Monday, November 15, 2010

The Apple Never Falls Too Far.



"Okay Sweetie, be good and say your prayers everyday. Bye. Wait! Don't forget that I'm proud of you. Okay bye. Wait! One more thing, I love you very much. Bye Angel."

This is how the telephone conversation with my grandmother ended today as I finished up my morning coffee. This is the exact way our phone conversations have ended for as long as I can remember. She tells me not to forget to pray and squeezes as many positive affirmations and I love you's as possible into the last five seconds of each phone call.

The social butterfly that she is, my grandmother spends a minimum of three hours on the phone a day. Three hours minimum. With friends and family spread all over the greater fifty states, she is constantly checking in with new friends, checking up on old ones, and gathering enough gossip to fill an ocean. Some of the oldest memories I have of my grandmother are visions of her sitting in her favorite chair in the kitchen, twirling the telephone cord around her left hand while doodling away with her right. She would fill up entire notebooks in one week with endless signatures, names, dates and boxes. She always drew boxes. As a young girl I used to get annoyed with her absurdly long conversations, pulling on her arm and begging her to pay attention to me. I didn't understand how she could A.) know so many people and B.) physically talk for that long. As the years passed and when I left for college, I used to actually semi-dread phone calls with my grandmother for the sole reason that I would have to set aside huge chunks of time during my day every few weeks to talk to her. Of course these long conversations conflicted with the "important" things, taking away from my social life or that extra hour on the beach.

Recently though, having grown up and re-prioritized the "important" things in life, I have a new found respect for these phone calls and the hour or so I spend every other week updating my grandmother on my new life here. These are calls that I have grown to love and minutes that I have begun to cherish.

We cover the same grounds every time. I tell her about my new house, my roommate and the job hunt, she tells me about her Pinnacle games, the latest gossip in the assisted living home where she now resides, and her most recent visitors. Then she usually follows with a round about way of asking whether I have a new boyfriend or not and proceeds to finish the conversation off with a not-so-subtle hint that she would really like to put a wedding on her calendar. Namely that of one of her nine grandchildren.
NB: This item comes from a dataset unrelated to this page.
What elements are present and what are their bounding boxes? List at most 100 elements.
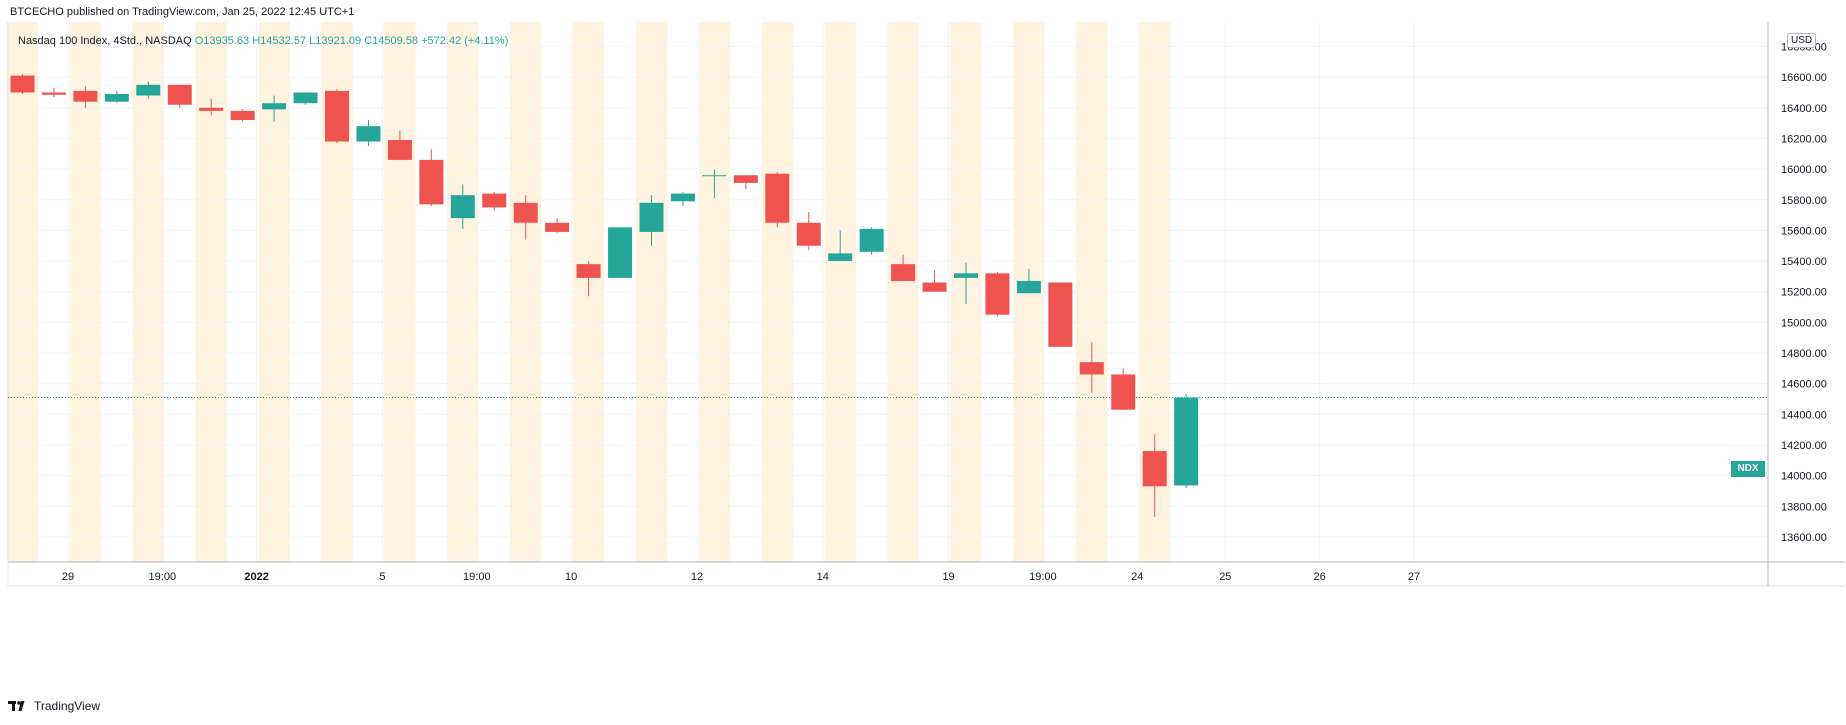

These days, an hour chatting with that fire cracker is never enough, but somehow, even at age 86, she still remains busier than anyone I know and I can always tell when she is late for an appointment or daily Communion when she initiates the end of the phone call with the all too familiar "Okay Sweetie..."
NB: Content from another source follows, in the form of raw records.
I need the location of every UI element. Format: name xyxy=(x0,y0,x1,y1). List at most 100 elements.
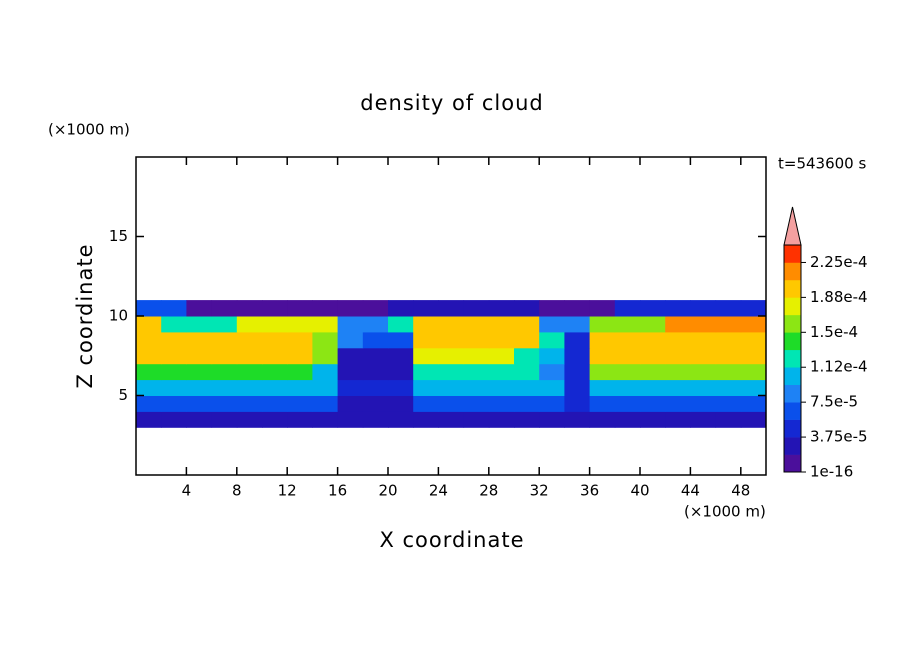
cell xyxy=(262,331,288,349)
cell xyxy=(337,379,364,396)
cell xyxy=(186,347,213,365)
cell xyxy=(715,395,742,412)
x-tick-label: 32 xyxy=(530,482,549,500)
cell xyxy=(136,300,162,317)
cell xyxy=(640,363,666,381)
x-tick-label: 44 xyxy=(681,482,700,500)
cell xyxy=(463,379,490,396)
colorbar-label: 3.75e-5 xyxy=(810,428,868,446)
cell xyxy=(136,331,162,349)
cell xyxy=(413,300,439,317)
cell xyxy=(539,379,565,396)
cell xyxy=(740,411,767,428)
cell xyxy=(287,363,313,381)
cell xyxy=(186,300,213,317)
cell xyxy=(665,411,691,428)
cell xyxy=(740,379,767,396)
cell xyxy=(589,331,616,349)
cell xyxy=(715,316,742,333)
cell xyxy=(740,300,767,317)
cell xyxy=(564,331,591,349)
x-tick-label: 4 xyxy=(182,482,192,500)
cell xyxy=(161,363,187,381)
colorbar-label: 1.88e-4 xyxy=(810,288,868,306)
cell xyxy=(614,347,641,365)
cell xyxy=(514,316,540,333)
cell xyxy=(312,316,339,333)
cell xyxy=(236,363,263,381)
cell xyxy=(740,363,767,381)
cell xyxy=(262,300,288,317)
cell xyxy=(589,411,616,428)
cell xyxy=(514,363,540,381)
x-tick-label: 24 xyxy=(429,482,448,500)
x-tick-label: 12 xyxy=(278,482,297,500)
cell xyxy=(161,331,187,349)
cell xyxy=(186,395,213,412)
cell xyxy=(287,331,313,349)
cell xyxy=(312,395,339,412)
cell xyxy=(211,331,238,349)
cell xyxy=(589,347,616,365)
cell xyxy=(388,347,414,365)
cell xyxy=(186,379,213,396)
cell xyxy=(589,316,616,333)
cell xyxy=(337,331,364,349)
cell xyxy=(463,331,490,349)
cell xyxy=(488,331,515,349)
cell xyxy=(488,363,515,381)
cell xyxy=(640,316,666,333)
x-unit: (×1000 m) xyxy=(684,503,766,521)
colorbar-bin xyxy=(784,454,801,473)
cell xyxy=(488,379,515,396)
colorbar-bin xyxy=(784,349,801,368)
cell xyxy=(236,395,263,412)
cell xyxy=(362,347,389,365)
chart-title: density of cloud xyxy=(360,91,543,115)
cell xyxy=(136,347,162,365)
cell xyxy=(287,300,313,317)
cell xyxy=(161,316,187,333)
colorbar-extend xyxy=(783,206,802,246)
colorbar-label: 7.5e-5 xyxy=(810,393,858,411)
cell xyxy=(362,300,389,317)
x-tick-label: 16 xyxy=(328,482,347,500)
cell xyxy=(211,316,238,333)
cell xyxy=(211,347,238,365)
cell xyxy=(438,316,465,333)
cell xyxy=(362,331,389,349)
cell xyxy=(488,316,515,333)
cell xyxy=(186,363,213,381)
colorbar-bin xyxy=(784,262,801,281)
colorbar-bin xyxy=(784,297,801,316)
cell xyxy=(614,411,641,428)
cell xyxy=(640,331,666,349)
cell xyxy=(262,316,288,333)
x-tick-label: 28 xyxy=(479,482,498,500)
cell xyxy=(161,347,187,365)
colorbar-bin xyxy=(784,384,801,403)
cell xyxy=(337,395,364,412)
cell xyxy=(236,331,263,349)
cell xyxy=(665,347,691,365)
cell xyxy=(161,379,187,396)
cell xyxy=(665,331,691,349)
colorbar-label: 1e-16 xyxy=(810,463,853,481)
cell xyxy=(262,379,288,396)
cell xyxy=(514,300,540,317)
cell xyxy=(161,300,187,317)
cell xyxy=(236,379,263,396)
cell xyxy=(715,300,742,317)
cell xyxy=(312,331,339,349)
cell xyxy=(388,300,414,317)
cell xyxy=(438,395,465,412)
colorbar-bin xyxy=(784,437,801,455)
cell xyxy=(337,316,364,333)
cell xyxy=(438,331,465,349)
x-axis-title: X coordinate xyxy=(379,528,524,552)
cell xyxy=(362,379,389,396)
cell xyxy=(362,395,389,412)
cell xyxy=(211,300,238,317)
cell xyxy=(337,363,364,381)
Today, after our long chat and the usual two minutes of saying goodbye, somewhere in between the the time that the phone left my ear and the time that I actually hung up on dear Dolores, I heard her say one last thing. Somehow in that fraction of a second, she squeezed in "Don't worry Angel, everything always works out."

And now, as I sit with my thoughts on a cold, crisp Colorado afternoon, her words continue to be at the front of my mind. I think back to the last time I saw her before I moved. I drove through central Washington to visit my grandmother on a warm late summer day in September. I had only planned on staying for one night but as usual, ended up staying three.

"Well, you are just so much like your grandmother" Ted at table four said over a dinner of cold meatloaf and mushy vegetables in the main dining room. "We'll go out for breakfast before you leave tomorrow" my grandmother whispered to me from across the table as she struggled to finish her tasteless meal while completely ignoring Ted, who I am convinced has a crush on her. And as I laughed and stared back at my blue eyed, red haired grandmother, I wondered if we really were actually anything alike at all.

Later that night as we chatted over decaf coffee and warm cookies I worked up the courage to ask if she thought I was crazy for moving. I asked her if she ever felt the need to run away at my age, if she ever wanted more for herself. I asked her if I should be worried and if she thought things would work out for me. And before I even had a chance to think twice about the real-time talk I had just initiated, she said softly,"Sit down Angel".

Two hours and quite a few tears (on my part) later, I knew it all. Its a funny thing when you realize that your parents or grandparents in this case, had a life before you. Before her husband, the farm, the five children she birthed, and the nine grandchildren she was blessed with, she had a life. Her own life. And after listening to her struggles, her choices and her story, so many things made sense. She lived through a war, a depression, two engagements, years of bad crops, and years of really great ones. And as she spoke, I realized that the decisions she made when she was my age were the decisions that defined her life. "Don't be scared to make a wrong choice" she told me that night, "because wrong choices can be the best choices of your entire life". The next day I drove home with a new appreciation for my grandmother and a new found confidence in my own decision to redesign my life.

"Don't worry Angel" I heard her say today. "Everything always works out". As I put the phone down and sat on my bed I thought of my grandmother with her perfectly dyed red hair and her sparkly blue eyes and I hoped with all my might that I had given her enough positive affirmations today and that I had told her I loved her at least four times. Then I looked down at the notebook I had been doodling in and laughed when I realized that during our hour long conversation, I had covered six pages front to back with my signature, names of random people, and of course, boxes.